What ends up happening is that you use a distributed cell structure. You set up everything in advance, and then you just tell your comrades that "9/11 is zero hour." But that's all you can really do with codes. And that's a particularly bad code, because "zero hour" isn't completely divorced from the semantics of the message. What you really want is a code like, "Call my sister for me," because it's both completely innocuous and completely unrelated to what you're actually saying.

Re:Distributing Steganography Software Doesn't Wor

[Agripa]

When software like this is distributed, however, anyone who receives it may potentially figure out where/how it hides the files, and once one person figures it out anyone can then find any files hidden that way, rendering that method of steganography useless.

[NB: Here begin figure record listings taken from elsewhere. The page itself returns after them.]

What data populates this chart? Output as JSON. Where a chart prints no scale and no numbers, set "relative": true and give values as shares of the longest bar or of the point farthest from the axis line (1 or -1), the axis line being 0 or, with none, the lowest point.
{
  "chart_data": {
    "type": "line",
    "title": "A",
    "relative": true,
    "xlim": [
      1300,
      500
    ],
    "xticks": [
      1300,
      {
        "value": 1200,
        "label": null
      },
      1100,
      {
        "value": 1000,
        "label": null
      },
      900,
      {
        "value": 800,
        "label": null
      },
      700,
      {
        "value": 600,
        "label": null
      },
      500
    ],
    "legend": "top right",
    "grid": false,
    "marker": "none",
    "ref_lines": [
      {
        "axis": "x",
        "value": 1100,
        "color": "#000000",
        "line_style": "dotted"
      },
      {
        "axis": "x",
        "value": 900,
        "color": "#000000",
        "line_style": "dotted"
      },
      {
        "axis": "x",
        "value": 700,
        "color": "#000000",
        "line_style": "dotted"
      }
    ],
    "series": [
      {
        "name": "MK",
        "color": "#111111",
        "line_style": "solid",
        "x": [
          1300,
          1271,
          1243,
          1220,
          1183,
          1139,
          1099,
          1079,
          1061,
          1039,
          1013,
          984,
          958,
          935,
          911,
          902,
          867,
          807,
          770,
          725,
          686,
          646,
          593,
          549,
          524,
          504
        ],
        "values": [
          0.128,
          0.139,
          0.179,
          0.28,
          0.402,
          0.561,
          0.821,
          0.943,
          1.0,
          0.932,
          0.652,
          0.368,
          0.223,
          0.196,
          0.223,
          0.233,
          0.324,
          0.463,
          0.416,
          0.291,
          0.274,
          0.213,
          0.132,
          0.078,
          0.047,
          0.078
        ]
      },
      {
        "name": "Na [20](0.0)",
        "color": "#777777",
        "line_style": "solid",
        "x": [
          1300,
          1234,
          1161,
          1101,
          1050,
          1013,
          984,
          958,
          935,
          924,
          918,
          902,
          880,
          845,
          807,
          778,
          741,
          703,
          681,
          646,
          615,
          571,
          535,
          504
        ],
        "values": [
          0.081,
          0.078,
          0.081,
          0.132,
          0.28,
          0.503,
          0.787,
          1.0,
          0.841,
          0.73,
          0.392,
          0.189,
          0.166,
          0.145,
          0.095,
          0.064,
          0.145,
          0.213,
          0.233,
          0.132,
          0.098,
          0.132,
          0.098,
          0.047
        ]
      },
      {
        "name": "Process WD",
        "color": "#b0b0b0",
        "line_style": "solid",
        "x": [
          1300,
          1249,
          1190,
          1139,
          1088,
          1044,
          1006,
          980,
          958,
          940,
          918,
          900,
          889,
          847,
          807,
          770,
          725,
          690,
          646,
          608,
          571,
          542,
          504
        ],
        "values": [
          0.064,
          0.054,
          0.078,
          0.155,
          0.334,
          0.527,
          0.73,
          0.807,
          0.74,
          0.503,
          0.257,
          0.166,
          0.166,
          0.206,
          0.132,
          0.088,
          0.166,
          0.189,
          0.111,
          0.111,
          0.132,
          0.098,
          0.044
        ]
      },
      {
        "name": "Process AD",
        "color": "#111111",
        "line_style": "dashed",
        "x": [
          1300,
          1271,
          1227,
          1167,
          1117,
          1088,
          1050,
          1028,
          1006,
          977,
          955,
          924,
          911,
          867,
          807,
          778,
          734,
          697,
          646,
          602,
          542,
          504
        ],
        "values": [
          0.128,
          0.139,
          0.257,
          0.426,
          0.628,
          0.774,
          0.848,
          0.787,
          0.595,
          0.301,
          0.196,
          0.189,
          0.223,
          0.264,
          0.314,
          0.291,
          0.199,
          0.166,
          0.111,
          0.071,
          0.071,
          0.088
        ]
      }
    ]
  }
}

This is only true for weak forms of steganography in much the same way that it is true for weak forms of cryptography.

With strong steganography, the correct key is necessary to recover the message or to even prove that the message exists. Hiding the specific algorithm is not a required for security.

Some spread spectrum communication techniques (but not all) have this property as well. If the received signal is significantly below the received noise level, then recovery or even detection is not possible without the correct spreading sequence.

Re:get over it

[bobdotorg]

mon. I think your favorite non-suspicious option today would be getting a digicam with a raw option, then use the least significant color bit. It's near noise anyway since very few cameras can actually detect 10/12 bits/channel, there's no reference to go by and it's perfectly reasonable to share photos that way.

And use pics taken indoors with a low iso / long exposure setting. The noise inherent in the CMOS or CCD will probably give 4 out of 10 bits of close to uniformly random noise (or whatever biased, but consistent noise the sensor outputs).

Use (embed) each pic only once, then destroy the original so there does not exist a pic that can be used to run a diff.

A 12MP camera can dump a 48MB RAW file. For smaller files, use a crappy mobile phone camera. In any light setting.